The 115-year-old index, with a history that spans 20 U.S. presidents, six wars and 21 recessions, has now crossed nine 1,000-point milestones during this decade's bull market stampede and shows few signs of slowing down.
After making history by closing above 10,000 on March 29, the Dow raced past 11,000 on Monday. By contrast, it took the Dow a year to climb past the 10,000 mark after it first closed above 9,000 on April 6, 1998.
The fastest eclipse of a 1,000-point milestone before 11,000 was when the 30-share index topped 7,000 on Feb. 13, 1997, just four months after blowing past 6,000 on Oct. 14, 1996.
With the Dow's swift ascent, strategists and historians are debating whether the market has gone too far, too fast as they glance back at the ups and downs of the widely watched average.
First published in 1884 by Charles H. Dow in a newsletter that was a predecessor to the Wall Street Journal, the index initially had 11 companies and by 1896 was fine-tuned to 12.
The Dow, which initially held companies reflecting the Industrial Revolution such as Tennessee Coal & Iron and U.S. Rubber, spent the first 72 years of this century well below 1,000.
It bounced around in the 200- to 300-point range during and after the Great Depression and didn't close above 500 until 1956. It finally managed to end above l,000 some 16 years later on Nov. 14, 1972, when Richard Nixon was president, an event that some observers called Wall Street's equivalent of breaking the sound barrier.
The next milestone, Dow 2,000, took more than 14 years, but of course, each 1,000-point rise represented a much bigger move in percentage terms back then.
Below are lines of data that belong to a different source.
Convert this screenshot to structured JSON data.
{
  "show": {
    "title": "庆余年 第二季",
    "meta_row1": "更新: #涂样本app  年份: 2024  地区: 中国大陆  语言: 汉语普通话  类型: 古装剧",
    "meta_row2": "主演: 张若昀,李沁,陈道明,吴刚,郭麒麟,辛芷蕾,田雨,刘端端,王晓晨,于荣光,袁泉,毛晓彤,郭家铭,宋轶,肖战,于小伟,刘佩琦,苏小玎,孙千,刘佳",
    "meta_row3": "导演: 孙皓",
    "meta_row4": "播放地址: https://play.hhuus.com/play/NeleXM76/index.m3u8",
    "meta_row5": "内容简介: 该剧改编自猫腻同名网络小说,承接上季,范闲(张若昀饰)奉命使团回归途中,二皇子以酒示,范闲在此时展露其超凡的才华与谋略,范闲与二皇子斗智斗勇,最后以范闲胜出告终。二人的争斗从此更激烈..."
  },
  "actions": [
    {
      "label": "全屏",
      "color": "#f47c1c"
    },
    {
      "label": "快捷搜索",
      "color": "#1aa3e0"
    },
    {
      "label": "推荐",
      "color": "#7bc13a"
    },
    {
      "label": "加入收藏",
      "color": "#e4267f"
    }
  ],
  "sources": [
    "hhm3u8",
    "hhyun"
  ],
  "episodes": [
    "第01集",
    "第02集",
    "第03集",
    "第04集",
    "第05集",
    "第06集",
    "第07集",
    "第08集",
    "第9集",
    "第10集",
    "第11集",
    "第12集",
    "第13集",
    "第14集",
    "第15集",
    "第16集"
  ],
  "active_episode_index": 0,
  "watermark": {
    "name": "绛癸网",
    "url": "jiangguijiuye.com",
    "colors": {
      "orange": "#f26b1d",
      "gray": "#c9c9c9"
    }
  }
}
Going from 1,000 to 2,000 was a 100 percent increase while going from 10,000 to 11,000 required a gain of just 10 percent.
The Dow crashed on the road to 3,000, tumbling 508 points to 1,738 on Oct. 19, 1987, a 22.6 percent drop that is the market's biggest one-day decline. (The crash of 1929, which helped usher in the Depression, took two days, Oct. 28 and 29, when the Dow fell 68.9 points, or 23 percent; trading was slower and the markets less efficient back then.)
It was after the 1990-91 recession that the Dow finally managed 3,000 -- on April 17, 1991 -- and almost four years later before the index closed above 4,000 on Feb. 23, 1995.
Then the race past the milestones started, with the Dow eclipsing 5,000, 6,000 and 7,000 within two years. The march past 8,000 took just five months, and it took investors nine months to push the blue-chip index above 9,000, the next 1,000-point barrier.
The meteoric rise, which has helped pull millions of average Americans into the market, has coincided with the second-longest economic expansion in the history of the United States.